悟浄がかつて天上界で霊霄殿の捲簾大将を勤めておったとは、この河底で誰言わぬ者もない。
それゆえすこぶる懐疑的な悟浄自身も、ついにはそれを信じておるふりをせねばならなんだ。
が、実をいえば、すべての妖怪の中で渠一人はひそかに、生まれかわりの説に疑いをもっておった。
天上界で五百年前に捲簾大将をしておった者が今の俺になったのだとして、さて、その昔の捲簾大将と今のこの俺とが同じものだといっていいのだろうか? 第一、俺は昔の天上界のことを何一つ記憶してはおらぬ。
その記憶以前の捲簾大将と俺と、どこが同じなのだ。
身体が同じなのだろうか? それとも魂が、だろうか? ところで、いったい、魂とはなんだ? こうした疑問を渠が洩らすと、妖怪どもは「また、始まった」といって嗤うのである。

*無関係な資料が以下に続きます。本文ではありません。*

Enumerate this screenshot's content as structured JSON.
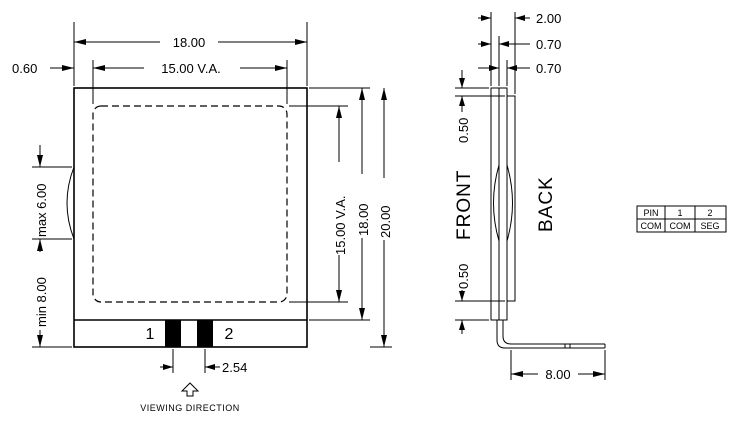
{
  "front_view": {
    "dim_width": "18.00",
    "dim_va_width": "15.00 V.A.",
    "dim_left_offset": "0.60",
    "dim_max": "max 6.00",
    "dim_min": "min 8.00",
    "dim_va_height": "15.00 V.A.",
    "dim_height_inner": "18.00",
    "dim_height_outer": "20.00",
    "pin_label_1": "1",
    "pin_label_2": "2",
    "dim_pin_pitch": "2.54",
    "viewing_direction": "VIEWING DIRECTION"
  },
  "side_view": {
    "dim_total_thickness": "2.00",
    "dim_layer_1": "0.70",
    "dim_layer_2": "0.70",
    "dim_top_margin": "0.50",
    "dim_bottom_margin": "0.50",
    "label_front": "FRONT",
    "label_back": "BACK",
    "dim_pin_length": "8.00"
  },
  "pin_table": {
    "headers": [
      "PIN",
      "1",
      "2"
    ],
    "row": [
      "COM",
      "COM",
      "SEG"
    ]
  }
}
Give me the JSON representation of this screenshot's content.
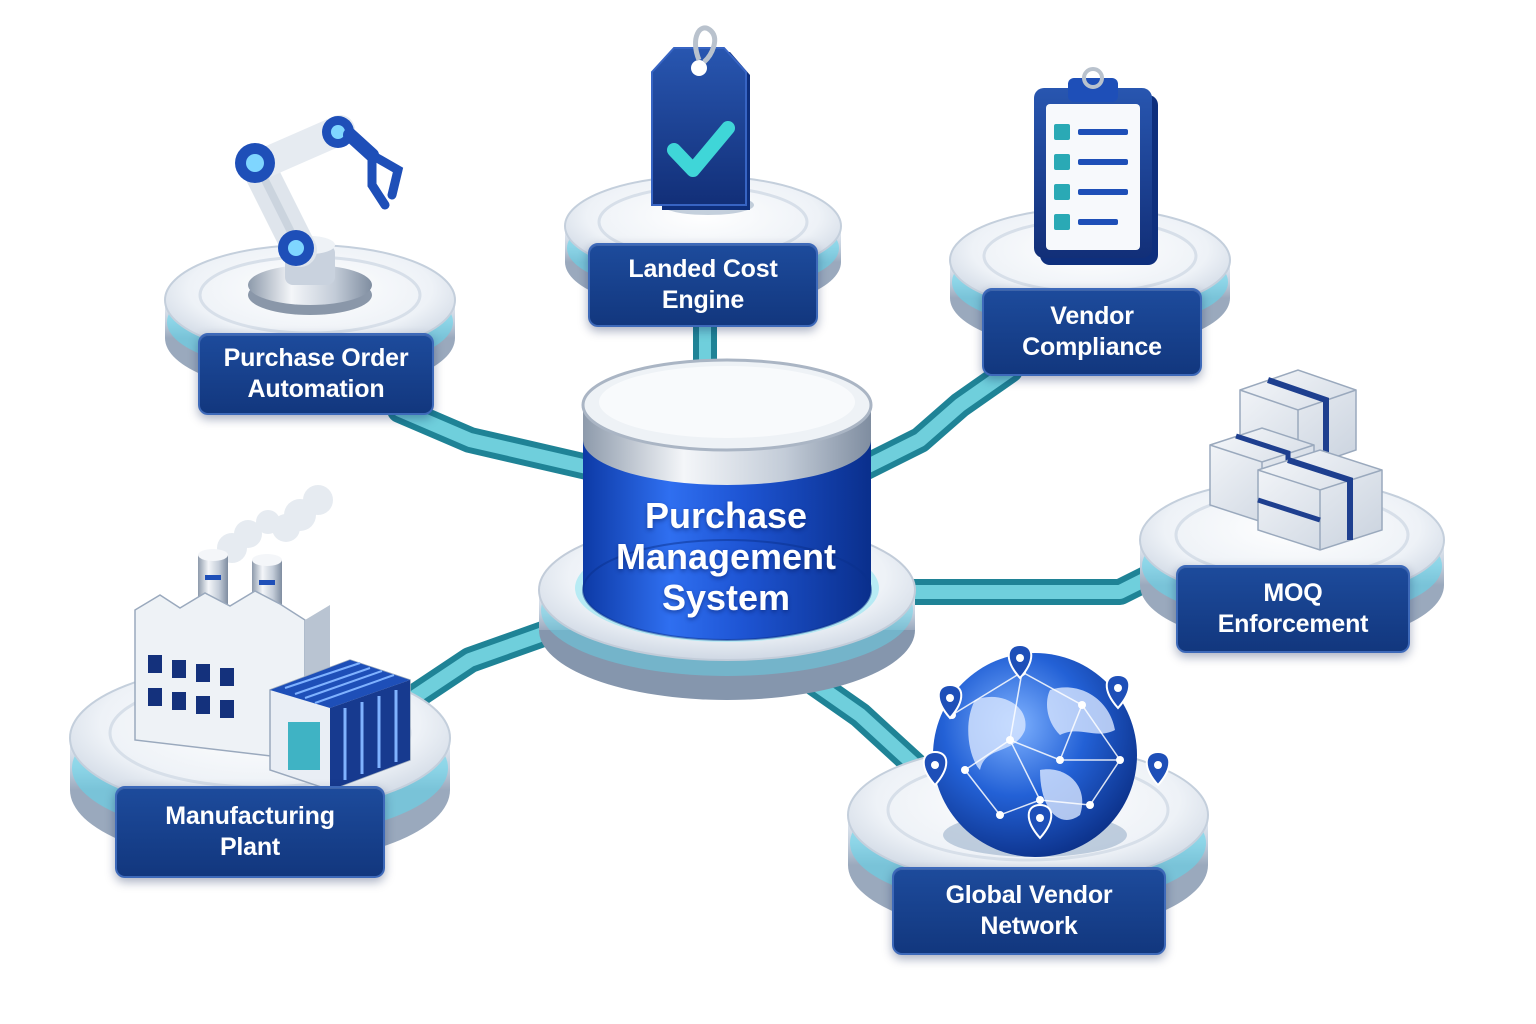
{
  "hub": {
    "line1": "Purchase",
    "line2": "Management",
    "line3": "System"
  },
  "nodes": {
    "purchase_order": {
      "line1": "Purchase Order",
      "line2": "Automation"
    },
    "landed_cost": {
      "line1": "Landed Cost",
      "line2": "Engine"
    },
    "vendor_compliance": {
      "line1": "Vendor",
      "line2": "Compliance"
    },
    "moq": {
      "line1": "MOQ",
      "line2": "Enforcement"
    },
    "global_vendor": {
      "line1": "Global Vendor",
      "line2": "Network"
    },
    "manufacturing": {
      "line1": "Manufacturing",
      "line2": "Plant"
    }
  },
  "icons": {
    "purchase_order": "robotic-arm-icon",
    "landed_cost": "price-tag-check-icon",
    "vendor_compliance": "clipboard-checklist-icon",
    "moq": "stacked-boxes-icon",
    "global_vendor": "globe-network-icon",
    "manufacturing": "factory-icon"
  },
  "colors": {
    "label_bg": "#163f8a",
    "hub_blue": "#1f5bd6",
    "connector_teal": "#3fb3c4",
    "glow_cyan": "#5fd9ee"
  }
}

あるものは嘲弄するように、あるものは憐愍の面持ちをもって「病気なんだよ。
悪い病気のせいなんだよ」と言うた。
事実、渠は病気だった。
いつのころから、また、何が因でこんな病気になったか、悟浄はそのどちらをも知らぬ。
ただ、気がついたらそのときはもう、このような厭わしいものが、周囲に重々しく立罩めておった。
渠は何をするのもいやになり、見るもの聞くものがすべて渠の気を沈ませ、何事につけても自分が厭わしく、自分に信用がおけぬようになってしもうた。
何日も何日も洞穴に籠って、食を摂らず、ギョロリと眼ばかり光らせて、渠は物思いに沈んだ。
不意に立上がってその辺を歩き廻り、何かブツブツ独り言をいいまた突然すわる。
その動作の一つ一つを自分では意識しておらぬのである。